Cientistas pela democracia

Por Vinícius Soares, presidente da Associação Nacional de Pós-Graduandos (ANPG), e Amanda Harumy, doutoranda no Programa de Pós-Graduação em Integração da América Latina da USP e diretora das relações internacionais da ANPG

 11/08/2022 - Publicado há 2 anos
Vinícius Soares – Foto: Arquivo Pessoal
Amanda Harumy – Foto: Arquivo Pessoal

 

Um dos princípios para se produzir ciência é a possibilidade de exercer o pensamento crítico diante da realidade. O ambiente de liberdades democráticas é um apanágio do processo de produção do conhecimento, pois o cientista pode lançar mão de suas habilidades para observar fatos, criar e testar hipóteses, apresentar alternativas e mudar a realidade.

Lamentavelmente, é tudo o que não existe no Brasil de 2022. Além de vivermos um período de sabotagem e perseguição, com o parque nacional de ciência e tecnologia sendo desmontado, a jovem democracia brasileira está sob graves riscos diante do governo Bolsonaro. Nesse contexto, nós, cientistas, assim como no passado, somos convocados a defendê-la.

Desde que assumiu, o presidente fomenta o negacionismo e o autoritarismo político. Ele elegeu o setor da ciência como um dos seus principais inimigos e atua para destruí-lo em duas frentes: a asfixia financeira, com sucessivos cortes e contingenciamento de recursos, e o enfrentamento ideológico, negando o conhecimento produzido, difamando e perseguindo pesquisadores.

Bastar lembrarmos dos casos dos reitores eleitos que não foram nomeados, do caso do Instituto Nacional de Pesquisas Espaciais (INPE), que teve seu diretor exonerado por divulgar dados sobre o desmatamento, ou até mesmo o caso da Fundação Oswaldo Cruz (Fiocruz), que teve censurado pelo Ministério da Justiça um estudo sobre uso de drogas pela população brasileira. Bolsonaro não respeita a democracia universitária, cerceia a liberdade didático-cientifica e censura dados. Um cenário que remota ao trágico caso do massacre de Manguinhos, no qual dez cientistas da Fiocruz foram suspensos de suas atividades e tiveram seus direitos políticos cassados durante a ditadura militar.

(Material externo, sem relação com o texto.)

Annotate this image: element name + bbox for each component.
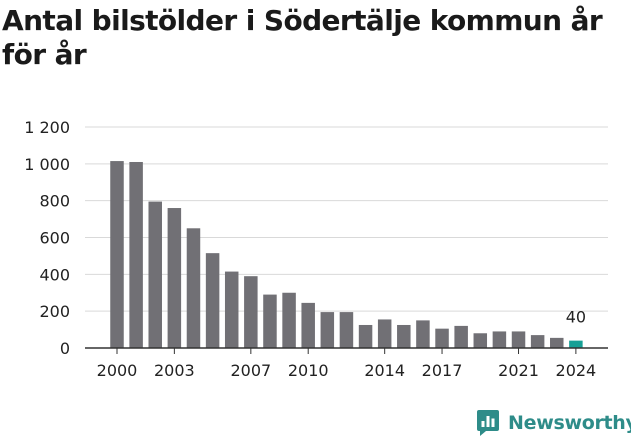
bar-2006 bbox=[224, 271, 239, 348]
y-tick-label: 0 bbox=[60, 339, 70, 358]
x-tick-label: 2007 bbox=[230, 361, 271, 380]
bar-2020 bbox=[492, 331, 507, 348]
x-tick-label: 2024 bbox=[556, 361, 597, 380]
y-tick-label: 800 bbox=[39, 192, 70, 211]
x-tick-label: 2017 bbox=[422, 361, 463, 380]
bar-2000 bbox=[110, 161, 124, 348]
brand-logo: Newsworthy bbox=[476, 408, 631, 438]
bar-2007 bbox=[244, 276, 258, 348]
x-tick-label: 2010 bbox=[288, 361, 329, 380]
data-label-2024: 40 bbox=[566, 308, 586, 327]
bar-2019 bbox=[473, 333, 488, 348]
bars bbox=[110, 161, 583, 349]
bar-2013 bbox=[358, 324, 373, 348]
bar-2005 bbox=[205, 253, 220, 348]
bar-chart-icon bbox=[477, 410, 499, 436]
y-tick-label: 1 000 bbox=[24, 155, 70, 174]
bar-2002 bbox=[148, 201, 162, 348]
chart-title: Antal bilstölder i Södertälje kommun år … bbox=[2, 4, 603, 71]
x-tick-label: 2014 bbox=[364, 361, 405, 380]
axes bbox=[85, 347, 608, 354]
x-tick-label: 2021 bbox=[498, 361, 539, 380]
bar-2022 bbox=[530, 335, 545, 348]
bar-chart: 0 200 400 600 800 1 000 1 200 2000 2003 2007 2010 2… bbox=[24, 118, 608, 380]
bar-2003 bbox=[167, 208, 182, 348]
y-tick-label: 600 bbox=[39, 229, 70, 248]
bar-2018 bbox=[454, 325, 468, 348]
bar-2023 bbox=[550, 337, 564, 348]
bar-2011 bbox=[320, 312, 335, 348]
bar-2014 bbox=[377, 319, 392, 348]
bar-2016 bbox=[416, 320, 430, 349]
y-tick-label: 1 200 bbox=[24, 118, 70, 137]
bar-2001 bbox=[129, 161, 143, 348]
bar-2009 bbox=[282, 292, 296, 348]
bar-2021 bbox=[511, 331, 526, 348]
bar-2017 bbox=[435, 328, 449, 348]
bar-2012 bbox=[339, 312, 354, 348]
bar-2010 bbox=[301, 302, 315, 348]
y-tick-label: 400 bbox=[39, 265, 70, 284]
grid-lines bbox=[85, 126, 608, 312]
bar-2008 bbox=[263, 294, 277, 348]
y-tick-label: 200 bbox=[39, 302, 70, 321]
bar-2004 bbox=[186, 228, 201, 348]
x-tick-label: 2000 bbox=[97, 361, 138, 380]
tick-labels: 0 200 400 600 800 1 000 1 200 2000 2003 2007 2010 2… bbox=[24, 118, 596, 380]
bar-2024 bbox=[569, 340, 583, 348]
bar-2015 bbox=[397, 324, 411, 348]
brand-name: Newsworthy bbox=[508, 412, 631, 434]
x-tick-label: 2003 bbox=[154, 361, 195, 380]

Aumentando a escalada autoritária e colocando em xeque a democracia, Bolsonaro vem reiteradamente atacando o Estado Democrático de Direito, com ataques cotidianos ao sistema eleitoral e às instituições republicanas, em escancaradas ameaças golpistas. Ele aposta no caos e na desestabilização da democracia brasileira para garantir a continuidade no poder caso perca as eleições. Isso em um momento que o Brasil deveria estar discutindo como retirar mais de 33 milhões de pessoas da fome, mais de 10 milhões do desemprego e como recompor imediatamente o orçamento de setores estratégicos para a retomada do desenvolvimento.

Mas, ao contrário de Bolsonaro, um presidente cada vez mais desmoralizado, o povo confia na ciência: somos o segundo grupo em que a população mais confia, de acordo com levantamento do Instituto Ipsos.

Por isso, em defesa da ciência e de nossa própria credibilidade, não nos cabe a neutralidade ou o alheamento aos processos sociais nacionais. Estamos diante de uma encruzilhada histórica. Dessa vez, ou mudamos a chave e construímos um caminho de redemocratização e reconstrução nacional, colocando a ciência como elemento estruturante para retomada do desenvolvimento, ou teremos a barbárie como desoladora perspectiva.

É importante apoiarmos todas as iniciativas que defendam a garantia da realização das eleições de 2022, para que elas sejam limpas e democráticas, e que tenhamos a garantia de posse do candidato que for eleito. Nesse sentido, o dia 11 de agosto é um importante marco em defesa da jovem democracia brasileira. Ela é imprescindível para que a chama da ciência possa se manter acesa e iluminar um caminho de soberania, independência e retomada de desenvolvimento econômico e social para o país.